John Freestone
Graduate Poster
- Joined
- Jan 16, 2008
- Messages
- 1,004
Hi tsig. I know what you're getting at (although I'd have said in the latter case it comes from the wind, but it is so indirectly, via the motion of the cart). It's a weird brainteaser, but Cycrow's question was what forces are different, and the cool thing about equivalent frames is that in these two scenarios (land cart and treadmill cart) the forces when analysed are identical. If the forces are identical, the resulting motions will be identical too.On the treadmill the power to spin the propeller and provide thrust comes from the treadmill motor.
Out in the wind the power to spin the propeller and provide thrust comes from the motion of the cart.
I know it seems odd, but the more you think about different scenarios, the more you will discover a lot of examples of this principle, with regard to forces and motion. Is gravity holding you to your chair, or holding your chair to you? Nature doesn't make a distinction. The cart is propelled by the difference in velocity between a mass of air and a surface. It doesn't matter which we move past the other. It doesn't matter where the energy comes into the system.
Here's a really good thought experiment to help transcend the frame-stuckness some of us have: imagine that I'm testing my cart in what humber calls the 'real wind', one that blows over the 'stationary ground', and I'm using a rather unlikely wind (to say the least) of 1000 miles per hour. I'm all ready for this event, which happens quite rarely, and only at the equator, and it often blows directly from the east toward the west. Off I go in my land cart, pushed by the wind. This is a proper scenario, I'm sure you and humber will agree (other than being utterly made up, of course). I'm blown west by the wind. Maybe my cart is a bit rubbish, I don't manage to achieve windspeed. Maybe it's just good enough to get to windspeed. Maybe it's well built and beats the wind. Let's imagine it at windspeed.

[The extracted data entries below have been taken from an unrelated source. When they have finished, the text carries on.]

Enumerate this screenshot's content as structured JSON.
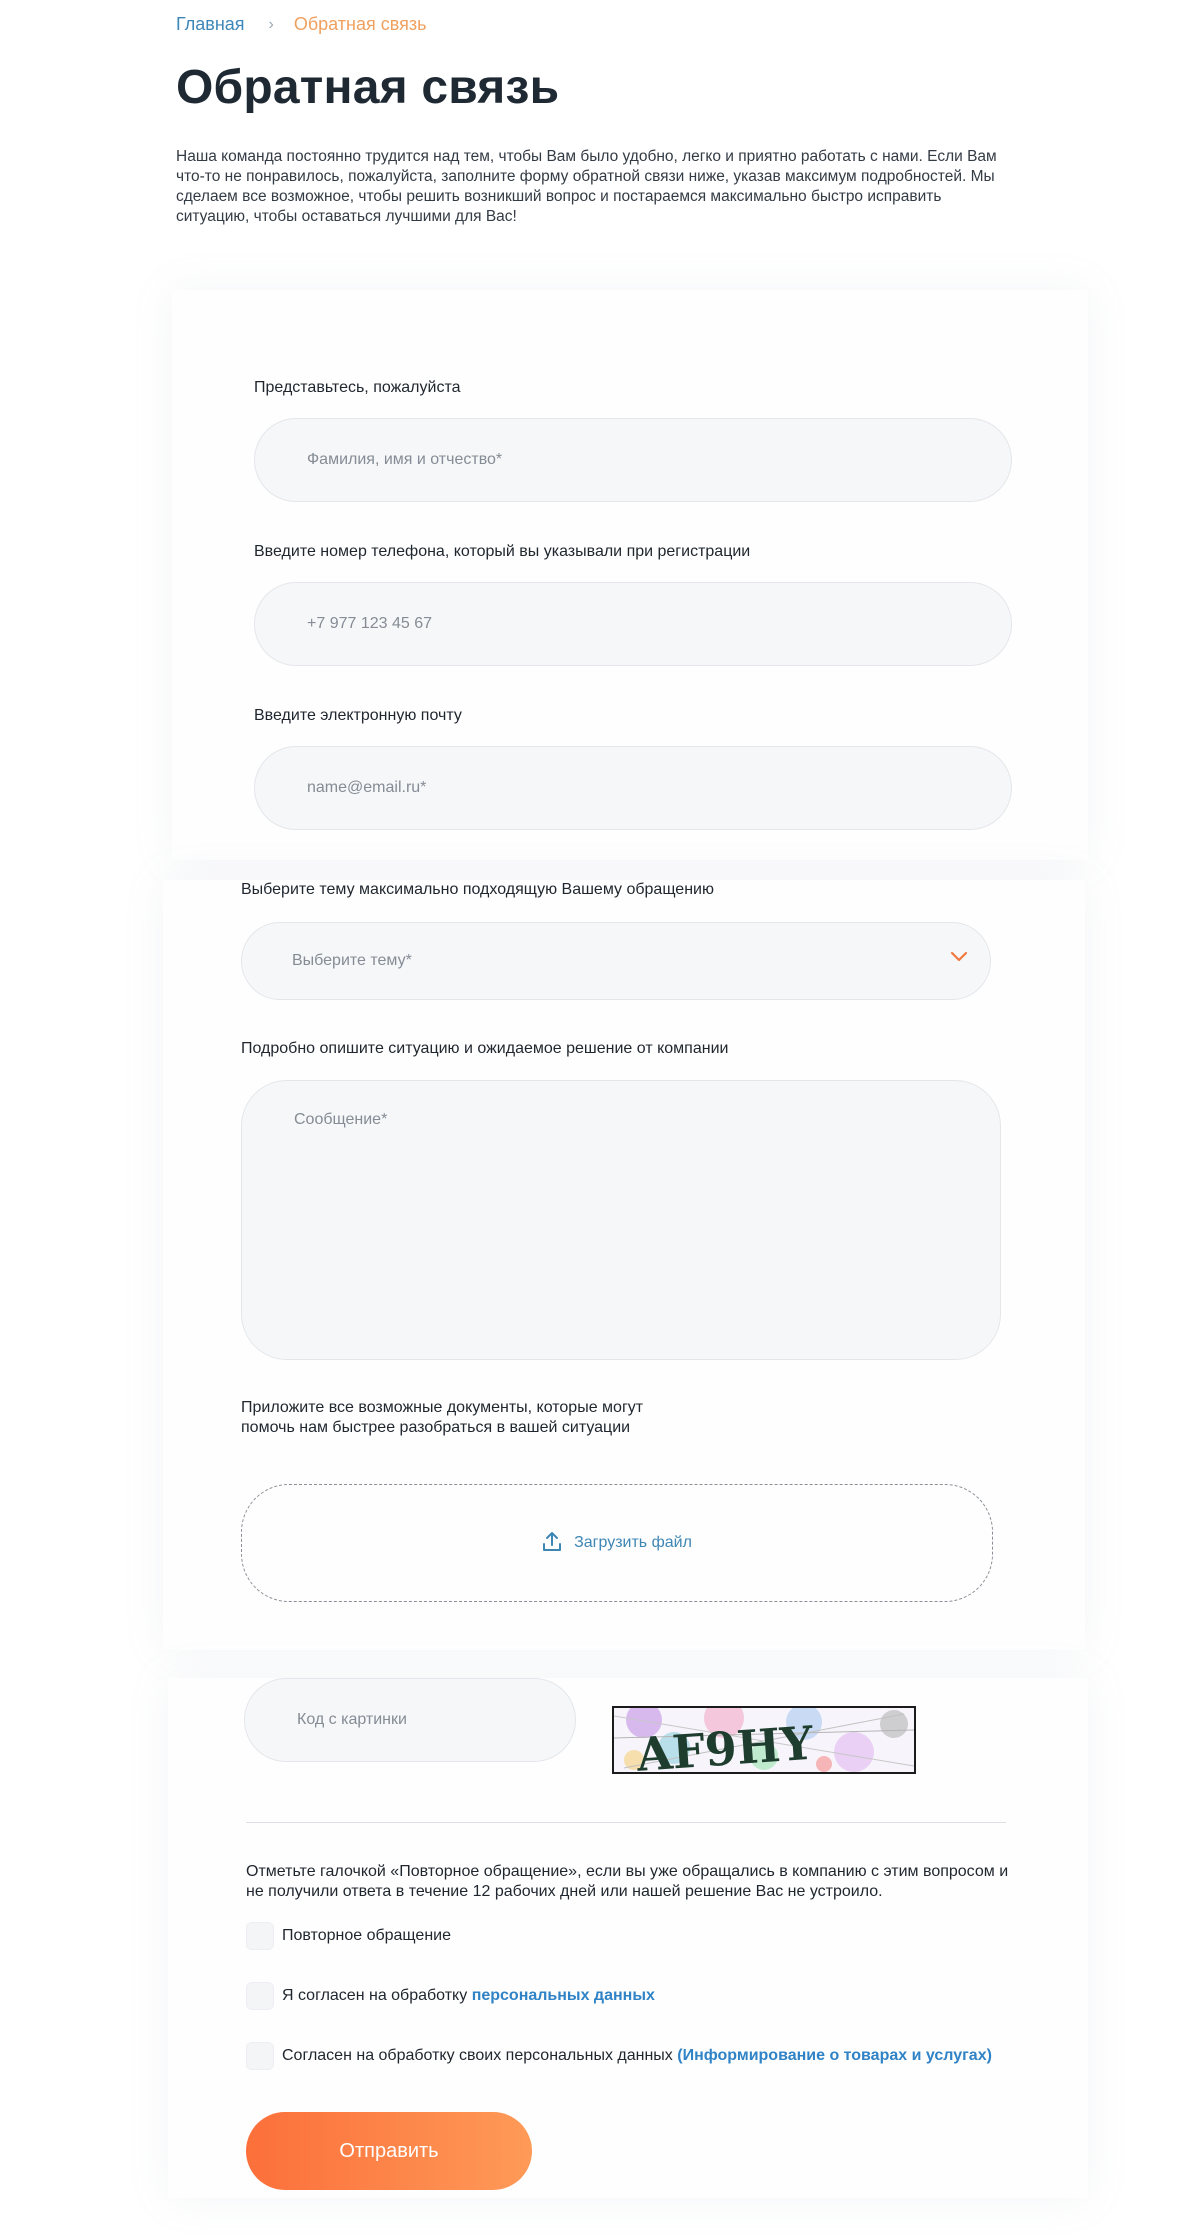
{
  "breadcrumb": {
    "home": "Главная",
    "separator": "›",
    "current": "Обратная связь"
  },
  "page": {
    "title": "Обратная связь",
    "intro": "Наша команда постоянно трудится над тем, чтобы Вам было удобно, легко и приятно работать с нами. Если Вам что-то не понравилось, пожалуйста, заполните форму обратной связи ниже, указав максимум подробностей. Мы сделаем все возможное, чтобы решить возникший вопрос и постараемся максимально быстро исправить ситуацию, чтобы оставаться лучшими для Вас!"
  },
  "form": {
    "name_label": "Представьтесь, пожалуйста",
    "name_placeholder": "Фамилия, имя и отчество*",
    "phone_label": "Введите номер телефона, который вы указывали при регистрации",
    "phone_placeholder": "+7 977 123 45 67",
    "email_label": "Введите электронную почту",
    "email_placeholder": "name@email.ru*",
    "topic_label": "Выберите тему максимально подходящую Вашему обращению",
    "topic_placeholder": "Выберите тему*",
    "message_label": "Подробно опишите ситуацию и ожидаемое решение от компании",
    "message_placeholder": "Сообщение*",
    "attach_label_line1": "Приложите все возможные документы, которые могут",
    "attach_label_line2": "помочь нам быстрее разобраться в вашей ситуации",
    "upload_label": "Загрузить файл",
    "captcha_placeholder": "Код с картинки",
    "captcha_text": "AF9HY",
    "repeat_note": "Отметьте галочкой «Повторное обращение», если вы уже обращались в компанию с этим вопросом и не получили ответа в течение 12 рабочих дней или нашей решение Вас не устроило.",
    "repeat_checkbox": "Повторное обращение",
    "consent_text": "Я согласен на обработку ",
    "consent_link": "персональных данных",
    "marketing_text": "Согласен на обработку своих персональных данных ",
    "marketing_link": "(Информирование о товарах и услугах)",
    "submit_label": "Отправить"
  },
  "colors": {
    "accent": "#fc6f3a",
    "link": "#2f83c6",
    "breadcrumb_current": "#f0a05f"
  },
  "icons": {
    "select": "chevron-down-icon",
    "upload": "upload-icon"
  }
}
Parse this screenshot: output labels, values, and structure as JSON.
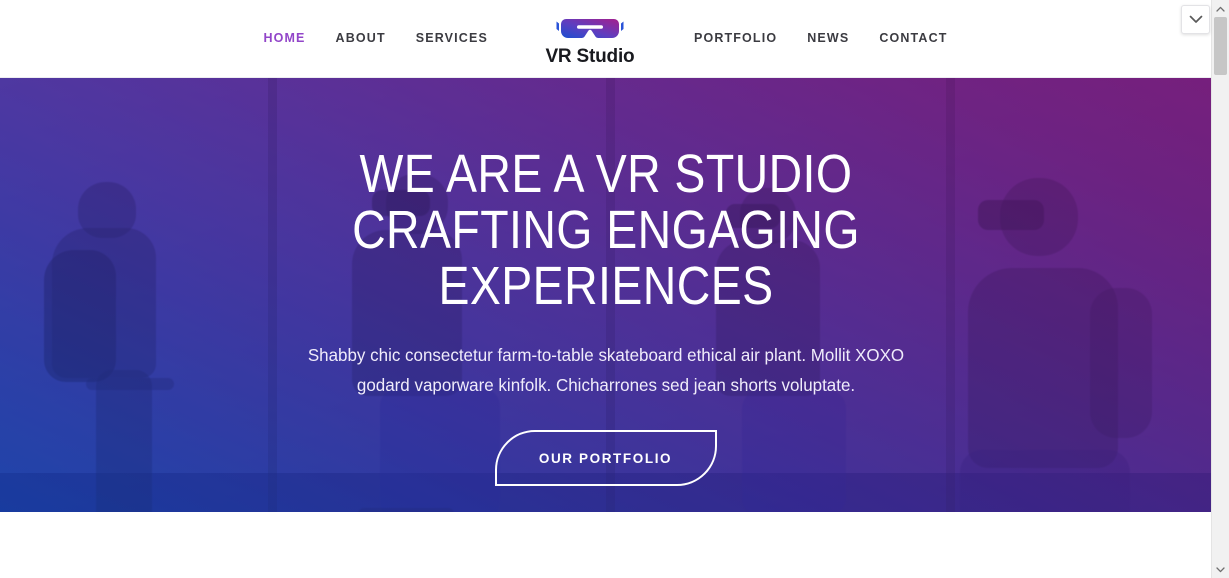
{
  "site": {
    "brand_name": "VR Studio",
    "logo_icon": "vr-headset-icon"
  },
  "header": {
    "nav_left": [
      {
        "label": "HOME",
        "active": true
      },
      {
        "label": "ABOUT",
        "active": false
      },
      {
        "label": "SERVICES",
        "active": false
      }
    ],
    "nav_right": [
      {
        "label": "PORTFOLIO",
        "active": false
      },
      {
        "label": "NEWS",
        "active": false
      },
      {
        "label": "CONTACT",
        "active": false
      }
    ]
  },
  "hero": {
    "title": "WE ARE A VR STUDIO CRAFTING ENGAGING EXPERIENCES",
    "subtitle": "Shabby chic consectetur farm-to-table skateboard ethical air plant. Mollit XOXO godard vaporware kinfolk. Chicharrones sed jean shorts voluptate.",
    "cta_label": "OUR PORTFOLIO"
  },
  "colors": {
    "active_nav": "#9245c9",
    "nav_text": "#3b3b41",
    "brand_text": "#191a1f",
    "gradient_start_blue": "#1f53c7",
    "gradient_mid_purple": "#5c3fbd",
    "gradient_end_magenta": "#a01d90",
    "hero_text": "#ffffff",
    "page_background": "#ffffff"
  },
  "browser_chrome": {
    "scroll_up_icon": "chevron-up-icon",
    "scroll_down_icon": "chevron-down-icon",
    "widget_icon": "chevron-down-icon"
  }
}
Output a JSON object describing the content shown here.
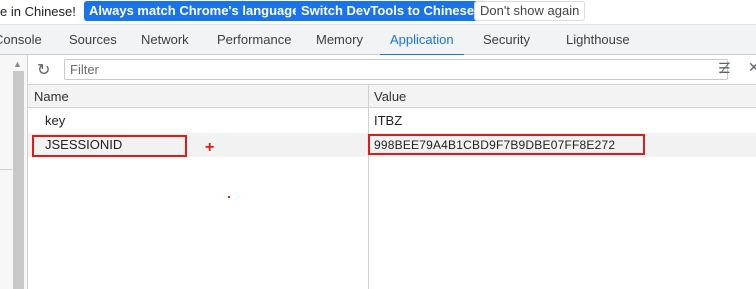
{
  "infobar": {
    "message": "e in Chinese!",
    "primary_button_1": "Always match Chrome's language",
    "primary_button_2": "Switch DevTools to Chinese",
    "secondary_button": "Don't show again"
  },
  "tabs": [
    {
      "label": "Console"
    },
    {
      "label": "Sources"
    },
    {
      "label": "Network"
    },
    {
      "label": "Performance"
    },
    {
      "label": "Memory"
    },
    {
      "label": "Application",
      "active": true
    },
    {
      "label": "Security"
    },
    {
      "label": "Lighthouse"
    }
  ],
  "toolbar": {
    "filter_placeholder": "Filter",
    "refresh_icon": "refresh-icon",
    "clear_icon": "clear-filter-icon",
    "close_icon": "close-icon"
  },
  "table": {
    "headers": {
      "name": "Name",
      "value": "Value"
    },
    "rows": [
      {
        "name": "key",
        "value": "ITBZ"
      },
      {
        "name": "JSESSIONID",
        "value": "998BEE79A4B1CBD9F7B9DBE07FF8E272"
      }
    ]
  },
  "annotation": {
    "plus": "+"
  },
  "colors": {
    "accent": "#1a73e8",
    "highlight": "#e01919"
  }
}
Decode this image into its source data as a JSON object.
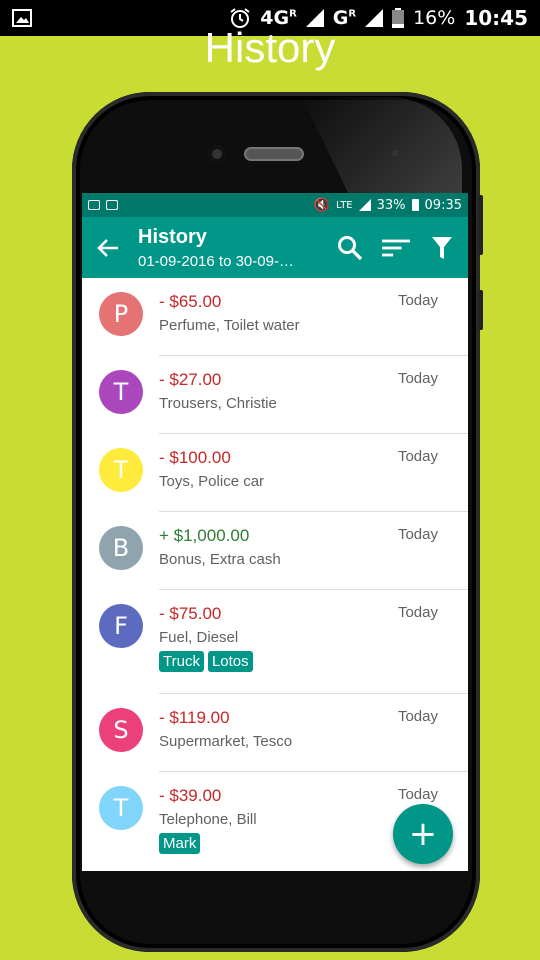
{
  "os_status": {
    "network_1": "4G",
    "network_1_sup": "R",
    "network_2": "G",
    "network_2_sup": "R",
    "battery": "16%",
    "time": "10:45",
    "icons": [
      "image-icon",
      "alarm-icon",
      "signal-icon",
      "battery-icon"
    ]
  },
  "promo_title": "History",
  "app_status": {
    "battery": "33%",
    "time": "09:35",
    "signal_text": "LTE"
  },
  "appbar": {
    "title": "History",
    "subtitle": "01-09-2016 to 30-09-…",
    "icons": [
      "back-arrow-icon",
      "search-icon",
      "sort-icon",
      "filter-icon"
    ]
  },
  "colors": {
    "background": "#c8dc34",
    "primary": "#009688",
    "primary_dark": "#00796b",
    "negative": "#c62828",
    "positive": "#2e7d32"
  },
  "transactions": [
    {
      "initial": "P",
      "avatar_color": "#e57373",
      "amount": "- $65.00",
      "type": "neg",
      "description": "Perfume, Toilet water",
      "date": "Today",
      "tags": []
    },
    {
      "initial": "T",
      "avatar_color": "#ab47bc",
      "amount": "- $27.00",
      "type": "neg",
      "description": "Trousers, Christie",
      "date": "Today",
      "tags": []
    },
    {
      "initial": "T",
      "avatar_color": "#ffeb3b",
      "amount": "- $100.00",
      "type": "neg",
      "description": "Toys, Police car",
      "date": "Today",
      "tags": []
    },
    {
      "initial": "B",
      "avatar_color": "#90a4ae",
      "amount": "+ $1,000.00",
      "type": "pos",
      "description": "Bonus, Extra cash",
      "date": "Today",
      "tags": []
    },
    {
      "initial": "F",
      "avatar_color": "#5c6bc0",
      "amount": "- $75.00",
      "type": "neg",
      "description": "Fuel, Diesel",
      "date": "Today",
      "tags": [
        "Truck",
        "Lotos"
      ]
    },
    {
      "initial": "S",
      "avatar_color": "#ec407a",
      "amount": "- $119.00",
      "type": "neg",
      "description": "Supermarket, Tesco",
      "date": "Today",
      "tags": []
    },
    {
      "initial": "T",
      "avatar_color": "#81d4fa",
      "amount": "- $39.00",
      "type": "neg",
      "description": "Telephone, Bill",
      "date": "Today",
      "tags": [
        "Mark"
      ]
    }
  ],
  "fab": {
    "label": "+",
    "icon": "plus-icon"
  }
}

Now, imagine we look down on the Earth from some distance. The Earth is spinning Eastwards at 1000 mph at the equator (it's actually slightly more, but who's counting?), but the wind is moving 1000 mph westwards [ETA: w.r.t. the land; i.e. not moving relative to our 'fixed' position in space] and the cart is sitting there in place below us. It's moving 1000 mph westward relative to the surface, or staying still w.r.t. the wind.
So, what precisely is the difference between that 'real wind' test and a very large treadmill test? Isn't the ground just a large treadmill moving eastwards in stationary air?
If you don't like 1000 mph winds, because that's impossible, just move the experiment to somewhere nearer the poles, where the earth's surface moves at a reasonable speed. Then instead of just pure fantasy, you could actually create the conditions*. Now tell me what's a treadmill and what's a real wind.
*ETA: I mean, you'd still have to wait for the conditions...but the windspeed would be possible. As you move nearer one of the poles the scenario gradually turns from being like a treadmill to being like ynot's turntable.